El paciente no colabora….

Normalmente, suelo relatar historias que me ocurren en mi práctica diaria con pacientes. En esta entrada no se hablará de algún suceso dentro de mis terapias. En esta ocasión, os contaré una anécdota que me ocurrió conversando con otra terapeuta acerca de un suceso que le ocurrió digno de enseñaros a todos.
He de decir que me encanta debatir largo y tendido con otros terapeutas acerca de lo más simple del trabajo diaria porque es ahí donde descubres nuevos caminos para continuar con nuestro acompañamiento terapéutico.
Hablábamos acerca de una nueva persona con daño cerebral adquirido que había tenido el gusto de conocer en un ámbito hospitalario. Debido al periodo vacacional había conocido a su paciente días después que éste ingresara en su lugar de trabajo. Antes de ir a visitarle, decidió revisar los comentarios que existían acerca del proceso de valoración que estaban llevando a cabo sus compañeros de equipo para tener cierta orientación sobre el grado de afectación. En ese momento de la conversación, ambos recibimos la primera lección, la cual ya sospechábamos desde nuestros comienzos en las terapias: no siempre es adecuado etiquetar a nuestros pacientes con informes realizados por otros profesionales antes de conocerle, siendo mejor leerlos después de haberlo hecho para poder extraer conclusiones y, ahí, ser capaz de obtener la información que contiene dichos informes.
En fin, todos los comentarios coincidían en una cosa: “el paciente no colabora”.
Si atendemos al significado real de dicha palabra y no al que le dan muchos terapeutas cuando no saben entender los déficit de la persona que tienen delante, se podría llegar a entender que esa persona no quiere trabajar ni implicarse en el proceso terapéutico. Fijaos el valor que tienen nuestras palabras muchas veces.
A pesar de la advertencia, esa terapeuta fue a visitarle. Al entrar en su habitación adornada con flores, encontró a un señor, no muy mayor, mirando un televisor encendido con su mirada perdida y con cara de no tener muchas ganas de estar haciendo esa actividad. Esta terapeuta se sentó a su lado, le miró a los ojos y no dijo nada con palabras pero si mucho a través de comunicación no verbal (hemos debatido en infinidad de ocasiones acerca de la importancia de no hacer uso excesivo de palabras en personas con sospecha de problemas del lenguaje y lo puso en práctica). Este hecho produjo la respuesta inmediata por parte de ese señor de cogerle su mano, ponerse a llorar y expresarle una petición de ayuda a través de su mirada. Ese hecho había creado una respuesta que da mucha más información que todos los test que llevaban durante una semana pasando a ese señor. Ese sencillo acercamiento había generado movimiento y de ese movimiento se podían sonsacar ideas acerca de sus capacidades cognitivas. El mutista había conseguido expresar algo.
Creo que estaba bastante claro. Desde luego en aquel caso no se puede hablar de falta de colaboración.

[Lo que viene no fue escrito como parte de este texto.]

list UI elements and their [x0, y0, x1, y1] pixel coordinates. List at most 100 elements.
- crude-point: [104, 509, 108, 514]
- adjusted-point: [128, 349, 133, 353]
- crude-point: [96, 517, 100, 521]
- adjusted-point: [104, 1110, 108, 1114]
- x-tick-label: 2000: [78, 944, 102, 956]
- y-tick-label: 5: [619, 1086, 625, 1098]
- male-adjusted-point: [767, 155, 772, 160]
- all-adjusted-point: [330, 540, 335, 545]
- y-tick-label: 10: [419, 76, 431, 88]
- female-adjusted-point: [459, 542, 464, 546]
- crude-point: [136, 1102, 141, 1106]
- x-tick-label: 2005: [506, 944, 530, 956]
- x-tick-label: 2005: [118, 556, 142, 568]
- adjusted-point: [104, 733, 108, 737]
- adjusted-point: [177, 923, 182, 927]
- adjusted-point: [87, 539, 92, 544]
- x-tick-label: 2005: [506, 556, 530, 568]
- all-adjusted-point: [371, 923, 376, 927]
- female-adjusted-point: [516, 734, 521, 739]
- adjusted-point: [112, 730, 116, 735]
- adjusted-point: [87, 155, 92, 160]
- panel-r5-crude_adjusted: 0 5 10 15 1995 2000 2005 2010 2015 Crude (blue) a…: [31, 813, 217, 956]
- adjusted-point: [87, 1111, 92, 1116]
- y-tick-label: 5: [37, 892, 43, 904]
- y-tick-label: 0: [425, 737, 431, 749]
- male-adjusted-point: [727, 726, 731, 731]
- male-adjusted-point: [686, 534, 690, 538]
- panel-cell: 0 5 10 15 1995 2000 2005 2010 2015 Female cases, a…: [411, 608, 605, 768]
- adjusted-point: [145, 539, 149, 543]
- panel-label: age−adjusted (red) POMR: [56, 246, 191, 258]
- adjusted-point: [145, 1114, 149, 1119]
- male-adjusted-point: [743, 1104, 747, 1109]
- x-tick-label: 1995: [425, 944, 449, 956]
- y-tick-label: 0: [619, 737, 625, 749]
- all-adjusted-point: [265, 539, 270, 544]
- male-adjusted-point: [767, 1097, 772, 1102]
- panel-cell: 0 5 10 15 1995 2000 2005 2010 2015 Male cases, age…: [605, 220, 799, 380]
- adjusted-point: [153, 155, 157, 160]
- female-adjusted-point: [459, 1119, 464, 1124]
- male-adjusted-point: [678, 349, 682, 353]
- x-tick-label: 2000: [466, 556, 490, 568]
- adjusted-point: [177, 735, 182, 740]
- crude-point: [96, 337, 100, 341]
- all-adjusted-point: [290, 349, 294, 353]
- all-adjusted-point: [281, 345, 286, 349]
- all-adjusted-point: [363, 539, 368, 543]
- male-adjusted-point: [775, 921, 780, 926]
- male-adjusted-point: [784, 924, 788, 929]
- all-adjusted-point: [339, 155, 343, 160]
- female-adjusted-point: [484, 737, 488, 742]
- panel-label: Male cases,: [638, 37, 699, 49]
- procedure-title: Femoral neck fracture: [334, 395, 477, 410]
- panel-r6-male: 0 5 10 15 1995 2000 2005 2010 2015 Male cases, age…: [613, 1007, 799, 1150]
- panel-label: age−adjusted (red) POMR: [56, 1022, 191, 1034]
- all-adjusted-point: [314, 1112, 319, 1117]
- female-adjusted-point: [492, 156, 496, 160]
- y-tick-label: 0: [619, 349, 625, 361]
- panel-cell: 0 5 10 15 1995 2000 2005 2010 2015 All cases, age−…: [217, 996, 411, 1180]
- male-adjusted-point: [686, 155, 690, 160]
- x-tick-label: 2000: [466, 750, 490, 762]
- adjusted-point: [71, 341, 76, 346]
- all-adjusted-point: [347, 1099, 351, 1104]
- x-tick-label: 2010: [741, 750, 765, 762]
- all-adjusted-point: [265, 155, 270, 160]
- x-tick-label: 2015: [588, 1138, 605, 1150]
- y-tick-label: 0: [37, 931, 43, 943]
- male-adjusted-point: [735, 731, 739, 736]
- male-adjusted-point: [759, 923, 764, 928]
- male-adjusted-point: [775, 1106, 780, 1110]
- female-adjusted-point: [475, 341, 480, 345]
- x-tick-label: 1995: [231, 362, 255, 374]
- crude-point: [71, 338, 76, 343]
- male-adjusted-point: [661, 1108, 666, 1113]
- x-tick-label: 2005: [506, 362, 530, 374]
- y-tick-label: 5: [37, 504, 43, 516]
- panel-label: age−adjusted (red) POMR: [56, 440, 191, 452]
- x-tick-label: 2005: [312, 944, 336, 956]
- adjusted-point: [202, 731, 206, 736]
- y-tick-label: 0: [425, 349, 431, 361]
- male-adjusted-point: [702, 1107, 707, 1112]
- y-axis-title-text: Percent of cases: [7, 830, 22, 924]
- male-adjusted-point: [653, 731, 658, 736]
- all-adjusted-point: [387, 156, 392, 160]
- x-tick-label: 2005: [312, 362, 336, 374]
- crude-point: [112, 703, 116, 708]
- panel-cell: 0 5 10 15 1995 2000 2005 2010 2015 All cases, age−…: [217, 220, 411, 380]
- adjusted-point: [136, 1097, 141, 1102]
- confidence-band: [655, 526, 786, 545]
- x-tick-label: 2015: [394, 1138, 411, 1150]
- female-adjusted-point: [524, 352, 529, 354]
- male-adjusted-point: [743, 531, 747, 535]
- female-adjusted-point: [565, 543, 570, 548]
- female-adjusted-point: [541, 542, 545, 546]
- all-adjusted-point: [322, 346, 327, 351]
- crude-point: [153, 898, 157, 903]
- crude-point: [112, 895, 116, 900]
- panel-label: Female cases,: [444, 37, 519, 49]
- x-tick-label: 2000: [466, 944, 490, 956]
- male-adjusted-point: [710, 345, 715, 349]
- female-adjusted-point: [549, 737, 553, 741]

Muchas veces pecamos de poner ese tipo de etiquetas cuando carecemos de respuestas sin hacer uso de nuestra paciencia, ofrecer nuestro acompañamiento a esa persona y permitirle que nos exprese en que momento está a través de su cuerpo. Corremos ansiosos a poner un nombre a las cosas amparados por millones de test que nos dan la razón y si esos test fracasan y no nos permiten ver una solución nos hallamos perdidos y no sabemos que hacer. Creo que se vive más tranquilo sin las cadenas y grilletes de los test en procesos de valoración de determinadas personas.
Hablamos largo y tendido acerca de si había una herramienta terapéutica que pueda ser capaz de dar respuesta a la situación que había vivido. Sí la había. Se llama intuición, se llama experiencia, se llama humanidad. Ese conjunto de valores que nos permiten sentarnos al lado de alguien que necesita ayuda, quitarnos el disfraz de terapeutas y ofrecerle ayudas a través de esas herramientas que hemos ido recolectando a lo largo de nuestra experiencia.
Este señor tuvo la suerte de que en esa maraña de gente que le enseñaba imágenes, le hacía preguntas y decidía por él había una persona que se había preocupado de demostrar que allí había una persona deseosa de entender que le había ocurrido. Había encontrado una mano que le iba a permitir conocerse de nueva y empezar a conformar las piezas del puzzle que una mañana de primavera había perdido.